Tipel se dedicaba al negocio peletero y la misión de Mas fue la de diversificar las inversiones del grupo en los sectores inmobiliario, turístico y alimentario. Cuentan las crónicas que aquello, Tipel, donde también trabajaba uno de los hijos del entonces presidente Pujol, acabó muy mal, porque meterse en aventuras rusas o pakistaníes con sus estepas y sus fundamentalismos es siempre peligroso. Se declaró en suspensión de pagos cuando Artur Mas ya no trabajaba allí. «Aquello acabó siendo una aventura y puedo asegurarte que Mas nunca ha sido un aventurero». Eso me cuenta alguien que presume de conocerlo bien. Cuando algunos acusaron de aquel desastre empresarial (el segundo que le tocó vivir) a Mas, respondió que él nunca trabajó en Tipel sino en Vilassar Internacional. Según el president, él nunca tuvo nada que ver con las pieles. «A mí se me ha querido involucrar en Tipel por razones políticas muy interesadas, pero nunca me ocupé del negocio de las pieles. Y nunca se dice que muchas de las nóminas de Tipel se pagaron con la venta de activos de Vilassar Internacional».

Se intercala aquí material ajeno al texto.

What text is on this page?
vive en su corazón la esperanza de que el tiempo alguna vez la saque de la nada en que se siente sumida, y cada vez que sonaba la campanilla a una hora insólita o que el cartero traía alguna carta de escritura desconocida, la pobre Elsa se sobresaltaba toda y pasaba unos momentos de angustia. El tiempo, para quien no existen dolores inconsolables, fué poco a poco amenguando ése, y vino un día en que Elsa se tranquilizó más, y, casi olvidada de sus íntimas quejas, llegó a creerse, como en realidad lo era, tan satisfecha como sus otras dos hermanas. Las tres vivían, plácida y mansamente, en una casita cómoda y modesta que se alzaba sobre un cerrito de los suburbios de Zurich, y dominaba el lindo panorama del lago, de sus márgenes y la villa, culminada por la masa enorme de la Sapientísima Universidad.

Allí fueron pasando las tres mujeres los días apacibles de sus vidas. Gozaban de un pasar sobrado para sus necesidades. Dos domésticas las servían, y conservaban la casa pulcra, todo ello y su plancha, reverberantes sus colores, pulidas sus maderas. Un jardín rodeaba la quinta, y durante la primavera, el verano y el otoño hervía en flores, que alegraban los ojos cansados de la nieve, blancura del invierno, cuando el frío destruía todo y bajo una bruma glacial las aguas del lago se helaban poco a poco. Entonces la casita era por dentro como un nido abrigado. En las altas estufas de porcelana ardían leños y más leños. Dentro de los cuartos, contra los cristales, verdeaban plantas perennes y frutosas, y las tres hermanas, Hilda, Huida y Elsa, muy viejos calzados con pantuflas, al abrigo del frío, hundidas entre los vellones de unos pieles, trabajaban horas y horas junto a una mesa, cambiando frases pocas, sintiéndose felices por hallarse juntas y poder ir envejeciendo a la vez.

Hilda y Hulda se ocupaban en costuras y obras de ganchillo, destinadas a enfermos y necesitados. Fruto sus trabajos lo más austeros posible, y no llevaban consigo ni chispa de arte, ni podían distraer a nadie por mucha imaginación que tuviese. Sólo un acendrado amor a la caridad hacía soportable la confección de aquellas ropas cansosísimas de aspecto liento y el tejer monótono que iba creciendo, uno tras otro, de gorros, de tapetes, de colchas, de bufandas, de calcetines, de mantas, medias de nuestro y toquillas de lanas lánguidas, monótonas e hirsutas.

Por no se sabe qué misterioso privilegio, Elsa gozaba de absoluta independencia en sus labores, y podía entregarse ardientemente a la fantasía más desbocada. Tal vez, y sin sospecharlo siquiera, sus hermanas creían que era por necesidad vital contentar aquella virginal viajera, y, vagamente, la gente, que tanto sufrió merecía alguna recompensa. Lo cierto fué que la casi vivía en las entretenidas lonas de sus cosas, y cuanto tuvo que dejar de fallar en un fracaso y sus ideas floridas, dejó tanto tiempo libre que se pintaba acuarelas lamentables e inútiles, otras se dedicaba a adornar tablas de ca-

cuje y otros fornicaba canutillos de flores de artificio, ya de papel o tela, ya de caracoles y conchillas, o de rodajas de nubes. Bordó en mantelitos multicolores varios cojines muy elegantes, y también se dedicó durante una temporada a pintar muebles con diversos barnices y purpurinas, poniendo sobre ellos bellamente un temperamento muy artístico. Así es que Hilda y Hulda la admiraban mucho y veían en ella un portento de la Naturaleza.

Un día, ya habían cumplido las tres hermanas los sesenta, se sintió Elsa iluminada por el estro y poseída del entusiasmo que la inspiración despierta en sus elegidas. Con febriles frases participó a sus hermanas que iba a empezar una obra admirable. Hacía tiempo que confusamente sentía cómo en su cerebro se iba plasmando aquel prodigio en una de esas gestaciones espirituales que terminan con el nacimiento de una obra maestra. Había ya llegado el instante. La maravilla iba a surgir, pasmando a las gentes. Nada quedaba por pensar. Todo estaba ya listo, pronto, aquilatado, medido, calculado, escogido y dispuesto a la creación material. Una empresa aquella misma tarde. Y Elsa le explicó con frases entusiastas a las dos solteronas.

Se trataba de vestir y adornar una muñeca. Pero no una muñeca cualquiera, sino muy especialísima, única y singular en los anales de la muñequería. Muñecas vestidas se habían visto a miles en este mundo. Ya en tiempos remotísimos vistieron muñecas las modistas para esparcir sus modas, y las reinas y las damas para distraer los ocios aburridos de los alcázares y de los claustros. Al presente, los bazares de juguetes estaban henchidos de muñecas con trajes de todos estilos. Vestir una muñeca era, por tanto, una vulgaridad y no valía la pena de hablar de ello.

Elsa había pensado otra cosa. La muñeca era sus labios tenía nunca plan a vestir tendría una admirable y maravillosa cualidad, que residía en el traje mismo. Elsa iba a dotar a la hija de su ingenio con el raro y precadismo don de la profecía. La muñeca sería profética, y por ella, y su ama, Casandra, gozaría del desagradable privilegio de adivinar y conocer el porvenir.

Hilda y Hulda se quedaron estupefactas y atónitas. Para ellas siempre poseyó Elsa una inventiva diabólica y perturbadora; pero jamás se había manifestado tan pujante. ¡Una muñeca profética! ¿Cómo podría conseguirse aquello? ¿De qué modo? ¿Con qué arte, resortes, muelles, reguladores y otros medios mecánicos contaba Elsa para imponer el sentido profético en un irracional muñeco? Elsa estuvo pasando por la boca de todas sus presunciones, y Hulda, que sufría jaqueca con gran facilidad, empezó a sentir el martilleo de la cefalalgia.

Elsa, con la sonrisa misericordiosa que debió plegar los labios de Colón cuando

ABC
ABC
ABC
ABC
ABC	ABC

A Lluís Prenafeta, uno de los mentores de Mas, vuelve a vérsele compartiendo mesa con algunos periodistas fieles o apóstoles prácticos en restaurantes céntricos. Creo que sigue impartiendo doctrina y que ahora ha introducido en el vino grandes dosis de resentimiento por aquello de la cárcel, los telediarios, el pantalón que se le caía, etcétera. Su muy baja estatura la compensa con una cabeza de hombre alto y una mirada voraz y retadora. Cuando Prenafeta estaba en la trena hablé con Artur Mas de él. «Me considero amigo suyo y cuando salga de la cárcel seguiré siendo amigo suyo».

Artur Mas es, sin duda, el Moisés catalán. El problema -para los catalanes- es que aún no ha hablado con Dios, pero sí es verdad que entiende mucho de desiertos. Mas conoció el desierto en el Ayuntamiento de Barcelona, cuando reinaba en el mismo el faraón Maragall, y también en el Parlament. Pero es que, además, el presidente de la Generalitat es un enamorado del desierto, del verdadero, del que suele enloquecer o fascinar a los ingleses aventureros. Por eso, cuando cumplió 50 años, su mujer le regaló un viaje al desierto, al sur de Marruecos. En cierta ocasión me dijo que había sido una gran experiencia, pero que no había escuchado en el desierto la voz de Dios.

El pasado 11-S hubo una gran manifestación en Barcelona. Y el martes, el presidente de la Generalitat, que a veces sueña -siempre santamente- con la actriz Michelle Pfeiffer, anunció la disolución del Parlament y nuevas elecciones. Ese día, dos horas después, en el claustro gótico del monasterio de Pedralbes, territorio de monjas clarisas, alguien me aseguró que el nuevo Moisés ya no escucha a nadie, que cabalga libre y que ha pasado del trote al galope. Luego, ese mismo personaje, ante el sepulcro de la reina Elisenda de Moncada, me dijo: «Tarradellas se entrevistó con Suárez, el encuentro fue mal, pero al salir dijo que todo había ido muy bien. Mas se entrevistó con Rajoy, la cosa fue mal y al salir dijo que el encuentro había ido mal. Recemos para que lo que resucitó Tarradellas no lo mate Mas».

Al abandonar el monasterio y antes de meterme en un taxi recordé lo que Artur Mas me dijo días antes de que fuera entronizado. «Salir bien de la política, como debe ser, es casi una proeza. Y, desde luego, yo aspiro a salir bien de la política».